On March 14, Moore reached out to Pieciak to verify that the lease agreement signed with Vail Resorts when the corporation purchased Stowe Mountain Resort in 2017 gave the state the authority to audit the resort’s finances to ensure a fair rental agreement. Pieciak agreed and recommended outside consultants to help with the audit.

Along with Stowe, Vail-owned Okemo Mountain Resort, neighbor Smugglers’ Notch Resort, Killington, parts of Jay Peak and other resorts with smaller holdings operate on state-owned lands and will be subject to an audit as well. The state did not provide a potential time frame when the audits will be conducted.

When asked to comment on the audit, Molly Mahar, president of Vermont Ski Area Association, was supportive.
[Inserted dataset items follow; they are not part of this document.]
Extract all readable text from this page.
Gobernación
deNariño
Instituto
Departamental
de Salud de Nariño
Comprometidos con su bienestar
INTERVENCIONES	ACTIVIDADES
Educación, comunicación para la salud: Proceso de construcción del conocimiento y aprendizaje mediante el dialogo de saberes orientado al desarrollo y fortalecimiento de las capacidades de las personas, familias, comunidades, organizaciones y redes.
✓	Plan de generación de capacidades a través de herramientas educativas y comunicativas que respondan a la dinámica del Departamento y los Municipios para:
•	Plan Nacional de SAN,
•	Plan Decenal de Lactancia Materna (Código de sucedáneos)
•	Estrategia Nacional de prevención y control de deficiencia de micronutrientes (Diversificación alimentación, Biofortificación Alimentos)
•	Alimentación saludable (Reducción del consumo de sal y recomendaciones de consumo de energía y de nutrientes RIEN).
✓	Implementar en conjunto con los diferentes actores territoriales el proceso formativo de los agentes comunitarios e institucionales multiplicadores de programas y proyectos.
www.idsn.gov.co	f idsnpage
“Revenue from multi-mountain passes is typically allocated to a ski area based on visitation generated by the pass product,” Maher said. “I think it is important for the state to understand how revenue from both single-mountain and multi-mountain passes factor into an area’s lift revenue for calculation of their lease payment.”

Vail spokesperson Courtney DiFiore acknowledged the corporation’s awareness of the proposed audit and emphasized that it would include other ski resorts in Vermont, not just Vail-owned operations.

Disclosure: Aaron Calvin’s partner works for Smugglers’ Notch Resort.

Correction: The original version of this story stated that resorts that operate on public land pay the state 5 percent of their annual revenue, money that’s then used to subsidize Vermont’s state parks system. However, Doug Hoffer, the state auditor, said the actual rental terms “are not nearly so generous. The leases limit the lift-related revenue base to lifts erected on state land.”